Out of the white turmoil of death and terror it is hard to tell how the two boys escaped. Certainly neither of them knew. There was a confused recollection of planks bursting beneath their feet, of spars that, falling, mercifully spared them, of leaping and scrambling from toppling cakes to unsteady, crumbling ridges, of the howling of winds in their ears, and the sting of brine on their faces. Then they were being pulled and hauled and hustled across the heaving shore floe by Kroo and Harluk and others, who had rushed to their rescue and endangered their own lives to help their friends. Panting, exhausted, both in body and nerves, they lay in the little tents and listened to the howl of the gale.
They were safe; but the ship and its contents, their furs, their whalebone, and all their dear and valuable possessions, were being rolled and hammered in the mass of broken ice that the great Arctic pack was still crushing and piling shoreward.
Yet they did not give way to grief or repining. Nothing could show the manly spirit and self-reliance which their lonely life had bred in them more than this. They were calm, even serene, thankful for their lives, and confident that, having been spared those, they would yet be able to win their way back to civilization with honor, if not with fortune.
It cured their homesickness, too. Nothing is so good for this as a batch of real and present trouble and physical discomfort. Physical weariness, a moderate amount of hunger, and something with which to battle, along with a feeling that you can overcome it, will make any real man satisfied with his lot. I know this sounds like a paradox; but just try it, as Harry and Joe did.
CHAPTER IX
IN THE ENEMY’S POWER
There are no tides on the Arctic coast as we of the temperate zones know tides. In calm weather the rise and fall of the sea is scarcely noticeable. In time of southerly storm, however, the wind and ice carry the water out across the shallow sea, and when the winds rage from the north they crowd it back again upon the land. Hence, with the rush of the ice pack to the shore there came a small tidal wave, with the result that the pack and the shore ice, crowded and crumpled together, were carried far up on the land. With the subsiding of the gale two days later, the receding waters left this great ridge piled there thirty to fifty feet high, a monument to the brave ship that it had wrecked, and to the power of the primeval Arctic forces. Scattered through this rough ridge were the remnants of the wreck. Here a mast protruded, there a shattered plank of the hull, but to find anything of use to the wrecked Crusoes was difficult. When the ice melted, as it would in part during the brief summer, more might be revealed, but for now they were dependent on the hospitality of their Eskimo friends.
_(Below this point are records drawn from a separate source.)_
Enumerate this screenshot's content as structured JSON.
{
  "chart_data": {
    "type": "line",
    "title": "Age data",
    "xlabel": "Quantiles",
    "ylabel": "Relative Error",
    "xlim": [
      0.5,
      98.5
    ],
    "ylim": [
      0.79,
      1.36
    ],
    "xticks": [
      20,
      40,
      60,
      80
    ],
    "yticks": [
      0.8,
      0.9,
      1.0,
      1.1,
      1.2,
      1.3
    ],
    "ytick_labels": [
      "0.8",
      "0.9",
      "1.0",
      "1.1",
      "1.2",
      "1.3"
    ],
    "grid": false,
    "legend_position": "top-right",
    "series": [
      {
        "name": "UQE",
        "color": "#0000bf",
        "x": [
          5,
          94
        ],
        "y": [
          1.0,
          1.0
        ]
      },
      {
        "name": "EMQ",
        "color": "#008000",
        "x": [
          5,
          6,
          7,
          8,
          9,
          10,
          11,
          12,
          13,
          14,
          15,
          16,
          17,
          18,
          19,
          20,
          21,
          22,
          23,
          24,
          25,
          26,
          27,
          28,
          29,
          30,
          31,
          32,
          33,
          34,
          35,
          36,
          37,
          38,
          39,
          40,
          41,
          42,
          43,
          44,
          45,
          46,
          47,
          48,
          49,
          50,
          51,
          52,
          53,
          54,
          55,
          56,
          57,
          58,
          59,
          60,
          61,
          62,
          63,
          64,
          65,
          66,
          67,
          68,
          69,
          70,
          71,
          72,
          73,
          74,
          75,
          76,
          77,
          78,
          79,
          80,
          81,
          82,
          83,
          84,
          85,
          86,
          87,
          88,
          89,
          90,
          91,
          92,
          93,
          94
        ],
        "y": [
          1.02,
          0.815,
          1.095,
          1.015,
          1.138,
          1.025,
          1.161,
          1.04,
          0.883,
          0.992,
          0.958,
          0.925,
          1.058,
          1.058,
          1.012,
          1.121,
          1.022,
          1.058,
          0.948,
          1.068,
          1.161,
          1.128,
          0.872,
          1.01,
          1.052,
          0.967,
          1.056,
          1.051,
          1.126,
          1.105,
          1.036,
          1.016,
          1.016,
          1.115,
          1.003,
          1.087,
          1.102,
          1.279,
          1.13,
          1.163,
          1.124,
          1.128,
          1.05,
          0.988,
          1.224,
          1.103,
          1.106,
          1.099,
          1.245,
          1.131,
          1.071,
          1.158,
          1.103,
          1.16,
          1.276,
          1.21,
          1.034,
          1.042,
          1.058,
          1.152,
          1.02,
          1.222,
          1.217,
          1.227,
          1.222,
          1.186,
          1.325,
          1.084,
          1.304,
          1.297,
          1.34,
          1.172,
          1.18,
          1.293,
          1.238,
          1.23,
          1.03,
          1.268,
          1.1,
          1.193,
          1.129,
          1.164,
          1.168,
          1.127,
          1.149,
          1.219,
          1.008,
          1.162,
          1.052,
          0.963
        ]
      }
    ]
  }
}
Right royally was this hospitality exercised. The boys had reached shore with only the clothes on their backs, but, thanks to the trade supplies which they had earned in their whaling, the Eskimos were rich beyond the dreams of Eskimo avarice. They had food supplies of all sorts, clothing, blankets, and calico in plenty, rifles, shotguns, ammunition, cooking utensils. Out of all these they outfitted the boys, even giving them an extra tent of their own in which they might set up their own housekeeping. To be sure the disaster was a bonanza in a way to the men of the ice. The broken timbers and spars of the staunch vessel would furnish fuel and wood for them for a long time to come, any iron which they might find as the ice melted would be eagerly seized upon, and they might even hope, as the summer proceeded, to get much in the way of food supplies. Yet their hospitality was in no wise tinged by this. The custom of sharing prosperity with all has come down to the tribes from time immemorial, and is never questioned except by the outlaw “highbinders.” The boys, aided by their dusky friends, searched long and diligently, and were finally rewarded by finding a portion of the galley. This was buried in the top of the ridge half a mile from where the disaster had occurred and a mile from the place where other portions of the ship, the spars and one mast, protruded. Such is the rending and disintegrating force of the floes grinding one on another.
In this portion of the galley they found the chest which contained the ship’s log and other papers, including Harry’s report of the conditions of the whaling, some extra paper, and his entire camera outfit. There also was Joe’s journal of the events of the trip to date. They were overjoyed at this, but search as they would, nothing further of value turned up. The hull below decks seemed to have been carried down in the crush and sunk; at any rate, they never saw it more. Two busy weeks passed thus, and they were not altogether unhappy. They had seemingly lost all chance of returning with wealth, but their lives were spared and the summer was at hand, when ships would surely appear and rescue them. They talked this matter over together and with Harluk and Kroo. The ships, said Harluk wisely, would be late in that summer, if they came at all. He knew this, because each storm had ended in a wind from the north which brought the pack in. He had noticed that when the storms began this way, they kept it up through the summer. The main pack was very heavy, and was crowded up against the shore now. It might not move for weeks. If there did come a southerly blow and carry it off for a day or two, the wind would end up in the north and bring it back. The boys had seen.
Harluk indicated the mighty ridge of ice alongshore with a sweep of the hand, and Kroo nodded confirmation of this. The boys looked at each other.